Finding the source of facts
What if you have a long document that mentions 20 people, 5 organisations, and 14 places? You can find those documents but you’d have to either manually review them all to find members of a specific organisation, or else use a NEAR query to give an approximate value. Not the most efficient manner to do this type of query.
In MarkLogic 7 you’ll have the ability to store facts that you have derived from documents. You’ll still need some form of interface to infer facts (perhaps by entities’ presence in the same paragraph – as in a recent example of mine) and have a user modify or confirm them, but that is relatively straight forward.
Once you store the facts in a graph though it can be useful to link back to the document they were derived from. Think of performing the above query ‘Find me all people who know other people who are members of a council’. Once you have this person you can view the list of facts about them in MarkLogic 7.
What if you need the original document though?
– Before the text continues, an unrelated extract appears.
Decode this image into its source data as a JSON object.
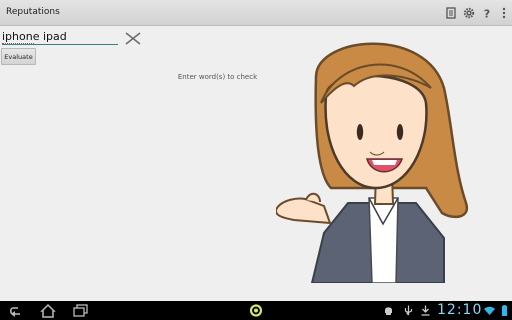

E.g. if you’re a police service needing to keep evidence. Maintaining an additional triple in each graph to say ‘these facts were derived from this document’ is a very simple yet powerful way to approach this. I’ve mentioned this before, and indeed next weeks blog entry will show a finished set of widgets and complex query that does precisely this.
Determining where facts came from is called provenance. There are many ways to do this. I’ve kept it quite simple in my example using just a single relationship class – derived_from. Other specifications though, like PROV-O, provide many more descriptions including who performed the function and with what software.
Evolving entity extraction and classifications
We often talk about entity extraction, as described above. A potentially interesting side effect of MarkLogic including a triple store may be the use of these facts to drive entity extraction behaviour. Lets say you’ve stored entity’s of type Person with a property called name.
Rather than maintain a separate list of names of people of interest, you could instead perform a query on document ingestion to do this dynamically based on the People names you hold in the MarkLogic triple store. This way as you manually tag people as being of interest they are immediately tagged also in all future documents, automatically.
You could even extend this so that when they’re first tagged the tagger can say what to do when a new doc comes in – perhaps include alerting the user to the new documents’ existence, or automatically adding them to a case file.
I’m sure this type of dynamic behaviour could have a variety of other uses. You can imagine a user changing their ‘task role’ and this automatically changing the information they see, by altering their searches under the hood, to provide them with the exact information exploring experience they need for a particular task.
Say you’re looking for identity information on people, perhaps you only then search the parts of all content that include location, membership and name details and ignore anything else, like activity or financial data. This helps reduce the amount of data you have to trawl through and process manually. It also prevents your brain from having to take in such a large array of information when you need to concentrate on one aspect of the data.
I’m continually impressed by the quality of work and variety of use cases being advanced by our partners and customers. I’m looking forward to a lot more conversations – albeit likely large brain teasers! – in the coming months. Of course I’ll keep everyone updated with interesting things that I’m allowed to share through this blog.